Ethnic cleavages may shape the outcomes of two major unresolved questions of the secession--citizenship rights and the status of Abyei.

Residents of Abyei, the oil-rich province that straddles the border, were supposed to choose whether to join the North or South at the same time that Southerners voted on secession, but negotiators deadlocked on who qualified as a resident. Many people in Abyei are nomadic, so their residence may be questioned, but the real source of contention is that the Misseriya tribe fought on the side of Khartoum during the civil war--and might tip the vote toward the North.

It's also still not clear whether Southerners in the North--or vice versa--will have citizenship rights where they live. In a worst-case scenario, ethnic cleansing would be the final midwife to national separation. The Northern regime has already announced plans to deport homeless child refugees back to the South, according to the Sudan Tribune.

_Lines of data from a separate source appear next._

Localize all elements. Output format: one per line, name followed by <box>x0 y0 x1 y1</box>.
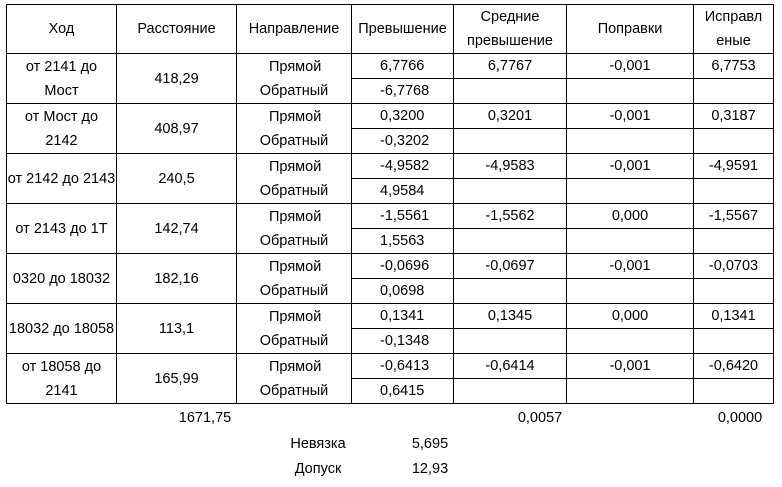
row-mean-excess: -1,5562 <box>453 204 566 229</box>
row-corrected: 0,3187 <box>693 104 774 129</box>
row-direction-forward: Прямой <box>236 354 351 379</box>
row-distance: 142,74 <box>116 204 236 254</box>
row-correction-blank <box>566 379 693 404</box>
row-mean-excess-blank <box>453 179 566 204</box>
row-correction: -0,001 <box>566 54 693 79</box>
row-excess-backward: 0,6415 <box>351 379 453 404</box>
row-direction-forward: Прямой <box>236 304 351 329</box>
tolerance-value: 12,93 <box>411 461 449 477</box>
row-direction-backward: Обратный <box>236 129 351 154</box>
row-direction-forward: Прямой <box>236 54 351 79</box>
row-direction-backward: Обратный <box>236 179 351 204</box>
row-excess-backward: -0,1348 <box>351 329 453 354</box>
row-distance: 113,1 <box>116 304 236 354</box>
row-mean-excess: 6,7767 <box>453 54 566 79</box>
header-direction: Направление <box>236 4 351 54</box>
row-mean-excess-blank <box>453 229 566 254</box>
header-corrected: Исправл еные <box>693 4 774 54</box>
row-distance: 165,99 <box>116 354 236 404</box>
row-route: 18032 до 18058 <box>6 304 116 354</box>
row-corrected-blank <box>693 329 774 354</box>
row-mean-excess-blank <box>453 129 566 154</box>
tolerance-label: Допуск <box>294 461 342 477</box>
row-distance: 418,29 <box>116 54 236 104</box>
row-distance: 182,16 <box>116 254 236 304</box>
row-direction-forward: Прямой <box>236 204 351 229</box>
header-mean-excess: Средние превышение <box>453 4 566 54</box>
row-corrected: 6,7753 <box>693 54 774 79</box>
row-route: от 2143 до 1Т <box>6 204 116 254</box>
row-corrected-blank <box>693 279 774 304</box>
row-mean-excess: -0,0697 <box>453 254 566 279</box>
row-corrected: -0,0703 <box>693 254 774 279</box>
row-route: от 2141 до Мост <box>6 54 116 104</box>
total-mean-excess: 0,0057 <box>517 410 563 426</box>
row-correction-blank <box>566 79 693 104</box>
row-route: от 2142 до 2143 <box>6 154 116 204</box>
row-route: от 18058 до 2141 <box>6 354 116 404</box>
row-correction: -0,001 <box>566 354 693 379</box>
row-direction-backward: Обратный <box>236 329 351 354</box>
header-hod: Ход <box>6 4 116 54</box>
row-excess-forward: -4,9582 <box>351 154 453 179</box>
row-excess-backward: -0,3202 <box>351 129 453 154</box>
row-correction-blank <box>566 229 693 254</box>
row-mean-excess: 0,3201 <box>453 104 566 129</box>
row-direction-forward: Прямой <box>236 254 351 279</box>
row-excess-forward: -0,0696 <box>351 254 453 279</box>
row-correction-blank <box>566 329 693 354</box>
row-corrected: 0,1341 <box>693 304 774 329</box>
row-mean-excess-blank <box>453 279 566 304</box>
row-corrected-blank <box>693 129 774 154</box>
row-correction: 0,000 <box>566 304 693 329</box>
row-mean-excess: -4,9583 <box>453 154 566 179</box>
total-distance: 1671,75 <box>178 410 232 426</box>
row-excess-forward: 6,7766 <box>351 54 453 79</box>
header-distance: Расстояние <box>116 4 236 54</box>
row-excess-backward: -6,7768 <box>351 79 453 104</box>
row-corrected-blank <box>693 179 774 204</box>
row-mean-excess-blank <box>453 379 566 404</box>
row-correction-blank <box>566 179 693 204</box>
row-excess-backward: 4,9584 <box>351 179 453 204</box>
row-mean-excess-blank <box>453 329 566 354</box>
row-correction: -0,001 <box>566 104 693 129</box>
row-corrected: -0,6420 <box>693 354 774 379</box>
row-correction: 0,000 <box>566 204 693 229</box>
header-excess: Превышение <box>351 4 453 54</box>
row-correction-blank <box>566 279 693 304</box>
row-excess-forward: -0,6413 <box>351 354 453 379</box>
row-distance: 240,5 <box>116 154 236 204</box>
row-correction: -0,001 <box>566 154 693 179</box>
row-excess-backward: 1,5563 <box>351 229 453 254</box>
row-direction-backward: Обратный <box>236 279 351 304</box>
row-excess-forward: 0,1341 <box>351 304 453 329</box>
header-corrections: Поправки <box>566 4 693 54</box>
row-correction-blank <box>566 129 693 154</box>
row-direction-backward: Обратный <box>236 79 351 104</box>
row-mean-excess: -0,6414 <box>453 354 566 379</box>
row-corrected: -4,9591 <box>693 154 774 179</box>
row-excess-backward: 0,0698 <box>351 279 453 304</box>
row-corrected-blank <box>693 379 774 404</box>
row-direction-backward: Обратный <box>236 229 351 254</box>
misclosure-label: Невязка <box>290 436 346 452</box>
row-mean-excess-blank <box>453 79 566 104</box>
row-corrected-blank <box>693 79 774 104</box>
row-mean-excess: 0,1345 <box>453 304 566 329</box>
row-direction-forward: Прямой <box>236 104 351 129</box>
row-direction-backward: Обратный <box>236 379 351 404</box>
row-excess-forward: 0,3200 <box>351 104 453 129</box>
row-corrected: -1,5567 <box>693 204 774 229</box>
row-route: от Мост до 2142 <box>6 104 116 154</box>
total-corrected: 0,0000 <box>717 410 763 426</box>
row-excess-forward: -1,5561 <box>351 204 453 229</box>
row-distance: 408,97 <box>116 104 236 154</box>
row-correction: -0,001 <box>566 254 693 279</box>
row-corrected-blank <box>693 229 774 254</box>
misclosure-value: 5,695 <box>411 436 449 452</box>
row-route: 0320 до 18032 <box>6 254 116 304</box>
row-direction-forward: Прямой <box>236 154 351 179</box>
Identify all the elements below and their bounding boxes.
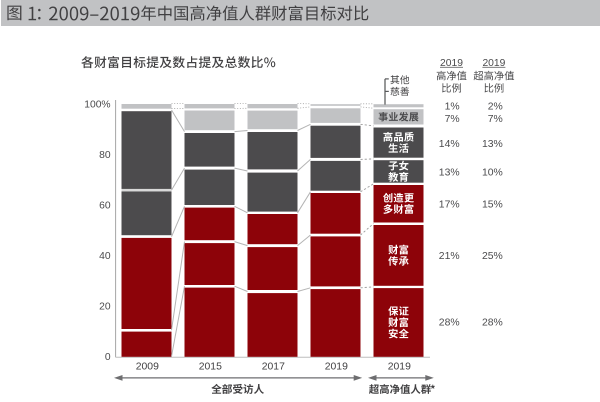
- svg-text:13%: 13%: [482, 139, 503, 150]
- svg-text:7%: 7%: [488, 114, 503, 125]
- svg-text:2019: 2019: [482, 58, 505, 69]
- svg-text:1%: 1%: [445, 102, 460, 113]
- svg-text:2017: 2017: [262, 362, 285, 373]
- svg-text:2015: 2015: [199, 362, 222, 373]
- svg-text:25%: 25%: [482, 251, 503, 262]
- svg-text:20: 20: [99, 302, 111, 313]
- svg-text:60: 60: [99, 201, 111, 212]
- svg-text:2%: 2%: [488, 102, 503, 113]
- svg-text:2019: 2019: [388, 362, 411, 373]
- svg-text:15%: 15%: [482, 200, 503, 211]
- svg-text:2019: 2019: [325, 362, 348, 373]
- svg-text:14%: 14%: [439, 139, 460, 150]
- svg-text:80: 80: [99, 150, 111, 161]
- svg-text:7%: 7%: [445, 114, 460, 125]
- svg-text:28%: 28%: [482, 318, 503, 329]
- svg-text:28%: 28%: [439, 318, 460, 329]
- svg-text:13%: 13%: [439, 168, 460, 179]
- svg-text:17%: 17%: [439, 200, 460, 211]
- svg-text:2019: 2019: [440, 58, 463, 69]
- svg-text:2009: 2009: [136, 362, 159, 373]
- svg-text:21%: 21%: [439, 251, 460, 262]
- svg-text:100%: 100%: [84, 100, 110, 111]
- svg-text:0: 0: [105, 352, 111, 363]
- svg-text:40: 40: [99, 251, 111, 262]
- svg-text:10%: 10%: [482, 168, 503, 179]
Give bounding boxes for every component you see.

Much thus depends on what happens in Northern politics. With the vote on secession, Bashir's fate is now tied more closely to the U.S. Obama's offer to lift sanctions was not just a bribe to get Bashir to respect the vote. It was also a lifeline for Bashir as he faces critics who will say he "lost" the South and got nothing for it.

Bashir faces opposition on all sides, from Africans in Darfur to the Beja rebels--and, crucially, from the Islamists including Turabi, who have a national base. Bashir placed Turabi under arrest after the secession vote when Turabi called for a Tunisia-style uprising in Sudan.

Bashir, like Nimeiry before him, may also face opposition from the urban poor. In anticipation of the loss of oil revenues to South Sudan, Bashir raised the price of sugar and fuel, according to Nisrin Elamin, writing on pambazuka.org. In the same week, U.S. agriculture officials seconded the UN's recent warning of a potential "food price shock" worldwide.

With the Tunisian and Algerian revolts in mind, U.S. officials may tilt even more toward support of Bashir as they fear what forces would replace them. They could offer relief, for example, from Sudan's $36 billion foreign debt. That would give Bashir incentive to keeping playing along with the peaceful separation of the South.